БРАКОНЬЕРЫ

На следующий день до первого привала мы шли вдоль стены, промеряя пласты и собирая образцы. Стена понемногу понижалась, потом перешла в увал, поросший пихтачом и елью. Постепенно сужающееся урочище замыкала высокая гора, сплошь покрытая лесом. Дядя Миша сказал, что возвращаться на прежний маршрут к реке слишком далеко, и мы решили перевалить через гору, чтобы потом продолжать путь на северо-запад.

В долине лес то и дело перебивался солнечными еланями[11], поросшими густой, сочной травой почти в рост Катеринки. Дядя Миша, шедший впереди, внезапно остановился на окраине одной из таких еланей и предостерегающе поднял руку. Мы осторожно подошли, но ничего не увидели из-за высокой травы; было только заметно, что посреди поляны что-то движется. Дядя Миша подсадил Катеринку на дерево, она вскарабкалась повыше и быстро сползла обратно:

— Там спит рыжая корова, и около нее маленький теленочек… Хорошенький такой!

Конечно, это была не корова — откуда ей здесь взяться! — и нам всем захотелось посмотреть, но мы стояли неподвижно, боясь спугнуть неизвестное животное.

— Оно не спит, — сказал через некоторое время Генька, — оно дохлое. Видите, вороны…

На ветках ели, стоящей поодаль, уселись две вороны и о чем-то переговаривались, поглядывая на поляну. Потом прилетели еще и еще.

— Да, вороны, должно быть, почуяли падаль…

Прячась в высокой траве, мы поползли на поляну. Посреди нее лежало большое красно-рыжее животное, а возле топтался маленький, тонконогий рыжеватый теленочек с бурыми пятнышками на боках. Он то принимался лизать морду матери, то подталкивал ее головой, как бы стараясь разбудить, то неподвижно застывал, расставив тонкие шаткие ножки.

Подо мной треснула ветка. Испуганно вскинувшись, теленок бросился в сторону, наткнулся на Катеринку, и они упали. Катеринка обхватила его руками за шею, подбежал я, и мы удержали теленка.

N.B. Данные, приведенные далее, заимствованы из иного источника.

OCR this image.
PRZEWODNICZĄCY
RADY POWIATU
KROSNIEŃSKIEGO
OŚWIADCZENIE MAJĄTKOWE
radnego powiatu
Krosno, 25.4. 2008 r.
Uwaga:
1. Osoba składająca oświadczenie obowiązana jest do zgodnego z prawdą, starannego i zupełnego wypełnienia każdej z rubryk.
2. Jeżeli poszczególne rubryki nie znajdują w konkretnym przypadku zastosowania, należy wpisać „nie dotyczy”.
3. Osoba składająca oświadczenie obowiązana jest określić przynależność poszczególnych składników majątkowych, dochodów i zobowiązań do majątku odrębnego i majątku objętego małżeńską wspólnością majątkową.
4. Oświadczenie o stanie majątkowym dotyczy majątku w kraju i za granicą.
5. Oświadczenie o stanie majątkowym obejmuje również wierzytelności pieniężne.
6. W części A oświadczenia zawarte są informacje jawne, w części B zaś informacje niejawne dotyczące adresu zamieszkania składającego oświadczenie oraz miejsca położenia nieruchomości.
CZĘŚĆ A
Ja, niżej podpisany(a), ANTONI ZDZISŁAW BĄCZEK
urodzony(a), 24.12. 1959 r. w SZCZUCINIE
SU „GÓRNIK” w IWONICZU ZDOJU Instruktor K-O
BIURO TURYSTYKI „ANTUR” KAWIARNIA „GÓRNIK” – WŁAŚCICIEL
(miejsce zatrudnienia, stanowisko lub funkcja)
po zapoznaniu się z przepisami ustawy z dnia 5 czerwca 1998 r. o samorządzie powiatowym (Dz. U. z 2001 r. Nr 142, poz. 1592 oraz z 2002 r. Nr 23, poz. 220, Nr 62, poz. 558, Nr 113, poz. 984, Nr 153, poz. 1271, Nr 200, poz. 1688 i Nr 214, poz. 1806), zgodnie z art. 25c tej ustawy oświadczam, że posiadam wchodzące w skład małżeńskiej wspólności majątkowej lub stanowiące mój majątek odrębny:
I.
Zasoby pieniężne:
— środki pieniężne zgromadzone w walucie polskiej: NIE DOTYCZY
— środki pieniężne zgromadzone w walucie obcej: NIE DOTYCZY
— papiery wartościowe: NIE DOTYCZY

— Это маралуха, — сказал Генька. — Я видел такую шкуру у Захара Васильевича.

— Да, — согласился дядя Миша. — Только она не дохлая, а убита каким-то негодяем.

Над глазом трупа зияла пулевая рана, с правой задней ноги была снята кожа и срезано мясо. Охотник не мог унести всю тушу, вырезал большой кусок и ушел. Тогда, наверно, притаившийся мараленок и прибежал к матери.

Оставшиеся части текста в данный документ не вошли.